Strangeways: The Thirsty
Matt Maxwell

Graphic Novel
Review by Darkeva

I usually don’t like Westerns; not most of them anyway. My dad on the other hand – well, let’s just say that he could be a filmographer for John Wayne with no trouble. I should perhaps also clarify that I don’t usually enjoy straight Westerns, with few exceptions such as The Quick and the Dead, but even when characters on a television show travel back to the Old West, I don’t get into it. However, if there are supernatural elements at play – say, a combination of a vampire story with a Western setting, I tend to be more open to taking a second look. I’m also a huge fan of graphic novels, which is why I’m glad I had the chance to review Strangeways: The Thirsty, a graphic novel by Matt Maxwell, which is basically Dracula in a Western setting – fangs at high noon.

The way the story is broken out is well-organized and easy to follow.
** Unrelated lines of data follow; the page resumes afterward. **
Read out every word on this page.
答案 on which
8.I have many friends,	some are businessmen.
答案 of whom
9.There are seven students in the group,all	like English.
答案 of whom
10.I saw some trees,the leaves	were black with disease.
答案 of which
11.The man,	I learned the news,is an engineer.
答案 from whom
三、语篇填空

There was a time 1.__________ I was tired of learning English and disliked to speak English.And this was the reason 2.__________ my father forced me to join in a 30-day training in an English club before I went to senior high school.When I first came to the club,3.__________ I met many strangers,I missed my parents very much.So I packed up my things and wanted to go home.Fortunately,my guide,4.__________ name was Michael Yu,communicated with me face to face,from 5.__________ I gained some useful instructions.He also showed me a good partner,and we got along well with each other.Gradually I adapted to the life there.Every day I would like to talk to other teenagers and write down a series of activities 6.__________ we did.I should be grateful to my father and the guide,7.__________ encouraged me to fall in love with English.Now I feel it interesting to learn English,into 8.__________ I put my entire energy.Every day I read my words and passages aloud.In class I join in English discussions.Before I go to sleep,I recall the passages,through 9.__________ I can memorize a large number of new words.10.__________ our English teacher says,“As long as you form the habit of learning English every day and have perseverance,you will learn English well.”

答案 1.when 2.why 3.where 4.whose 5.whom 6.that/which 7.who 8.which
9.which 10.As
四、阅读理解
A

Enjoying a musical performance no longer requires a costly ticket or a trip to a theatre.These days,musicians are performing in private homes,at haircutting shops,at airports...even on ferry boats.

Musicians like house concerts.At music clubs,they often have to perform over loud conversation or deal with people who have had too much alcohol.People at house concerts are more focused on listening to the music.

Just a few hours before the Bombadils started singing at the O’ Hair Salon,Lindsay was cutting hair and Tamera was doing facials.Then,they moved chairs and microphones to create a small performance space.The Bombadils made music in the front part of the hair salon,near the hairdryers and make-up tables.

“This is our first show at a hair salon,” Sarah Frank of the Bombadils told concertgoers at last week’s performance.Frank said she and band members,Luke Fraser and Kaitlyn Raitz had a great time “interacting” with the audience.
Collins is a gunslinger who comes to Drytown to find it’s a death trap. The head vampire, Raphael De Medina, controls his vampire minions and battles Collins; on his side is the Engineer, a man of Spanish descent who knows how to kill vampires. Guns and regular bullets don’t work on them. Neither does silver. But sunlight, holy water, crosses, garlic-those things all work, and a few well-timed explosions also do the trick.

It’s a fast-paced story that reads as though it’s a television miniseries. The dialogue is great, and thankfully not too heavily inflected with an exaggerated Western accent, nor do the characters of Spanish backgrounds speak in a stereotypical manner (also a bonus), and the ending is jam-packed with a great resolution and the chance for Collins’s story to continue.

The last section of the graphic novel highlights De Medina’s origins, how he became a vampire, why he became the way he did (to a certain extent), and it was like an Easter egg or bonus feature on a DVD. Though the artwork is also great and keeping it in black and white doesn’t detract from the final product, it’s sometimes hard to differentiate De Medina and Collins in the frames as their garb is quite similar and both wear oversized hats. Despite that, it’s a wonderful combination of vampires and Westerns, and makes the perfect reading recommendation for that reader you know who wishes that Deadwood would have vampires.